Jericoacoara 2010
Ciemono, zimno, deszcz zacina chyba zbliża się prawdziwa zima :-)
Tak, tak czas spojrzeć w innym kierunku i poszukać miejsca gdzie można dobrze popływać.
Ale po co od razu szukać? Trzeba wybrać się w miejsce sprawdzone - jak listopad to tylko Brazylia!
Ponieważ sprawy były dla mnie już znane, więc rytm jest nastęujący:
Kupujesz bilet, rezerwujesz mailem transfer, przechowalnię sprzętu i kwaterę no i bagatela pozostaje ci 26 godzin podróży.
Na miejscu dostaję luzu, spokojnie jem śniadanko, popijam kawkę, nie nerwowo, nawet nie sprawdzam prognozy bo po co?
Ok 10 wymarsz na plażę i powolny rozruch: jedna deska(98fw) + 2 żagle (5.3 i 6.2) wystarczają.
Jeri to takie miejsce, gdzie nie ma innej opcji - 5Bf albo 6Bf. Ten rok był trochę "słaby" bo dużo czasu spędziłem na 6,2 ale miałem też kilka dobrych sesji na wypałowanym 5,3 i niezłą falę.

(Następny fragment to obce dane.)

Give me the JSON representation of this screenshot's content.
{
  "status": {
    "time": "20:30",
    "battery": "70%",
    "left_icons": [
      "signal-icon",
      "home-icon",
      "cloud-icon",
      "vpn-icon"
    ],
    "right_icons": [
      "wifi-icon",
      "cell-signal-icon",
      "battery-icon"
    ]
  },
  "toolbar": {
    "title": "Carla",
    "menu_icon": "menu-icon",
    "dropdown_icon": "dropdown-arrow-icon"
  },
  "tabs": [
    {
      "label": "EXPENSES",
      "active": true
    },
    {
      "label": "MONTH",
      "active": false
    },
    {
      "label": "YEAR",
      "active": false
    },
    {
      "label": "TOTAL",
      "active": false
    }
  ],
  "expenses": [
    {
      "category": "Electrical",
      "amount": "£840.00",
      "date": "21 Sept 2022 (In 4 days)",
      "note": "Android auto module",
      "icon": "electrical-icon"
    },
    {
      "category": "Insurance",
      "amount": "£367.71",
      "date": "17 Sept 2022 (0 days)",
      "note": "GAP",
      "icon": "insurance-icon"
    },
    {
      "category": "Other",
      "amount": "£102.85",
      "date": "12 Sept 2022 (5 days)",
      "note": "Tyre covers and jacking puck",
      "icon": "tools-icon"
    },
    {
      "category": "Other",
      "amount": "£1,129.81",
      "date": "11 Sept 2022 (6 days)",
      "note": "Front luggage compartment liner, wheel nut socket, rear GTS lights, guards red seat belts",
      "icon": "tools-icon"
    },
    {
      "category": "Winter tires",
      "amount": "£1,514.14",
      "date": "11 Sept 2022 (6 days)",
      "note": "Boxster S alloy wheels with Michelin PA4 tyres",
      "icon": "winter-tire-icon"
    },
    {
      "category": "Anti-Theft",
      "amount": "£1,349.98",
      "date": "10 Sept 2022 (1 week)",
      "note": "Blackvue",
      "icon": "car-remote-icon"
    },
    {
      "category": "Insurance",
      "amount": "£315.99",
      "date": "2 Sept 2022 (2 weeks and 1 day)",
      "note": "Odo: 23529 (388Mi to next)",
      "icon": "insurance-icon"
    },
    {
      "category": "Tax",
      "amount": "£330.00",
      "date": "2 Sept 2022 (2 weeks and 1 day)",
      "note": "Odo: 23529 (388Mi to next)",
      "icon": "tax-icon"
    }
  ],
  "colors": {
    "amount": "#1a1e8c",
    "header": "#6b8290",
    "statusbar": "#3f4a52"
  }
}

Listopad to też czas, kiedy w Jeri jest pik sezonu i jest dużo ludzi na wodzie, nawet tych z naklejkami PWA (cholera dlaczego ja tak wysoko nie skaczę ?).
Czujnoś wskazana bo o poważną kontuzję nie trudno.
No i ten klimat 32 powietrze, 28 woda, słońce plaża ....
Wieczorkiem jakaś kolacja a na zakończenie dnia capirinha lub dwie :-)
Aaa.... i nie zastanawiam się co będę robił za rok o tej samej porze.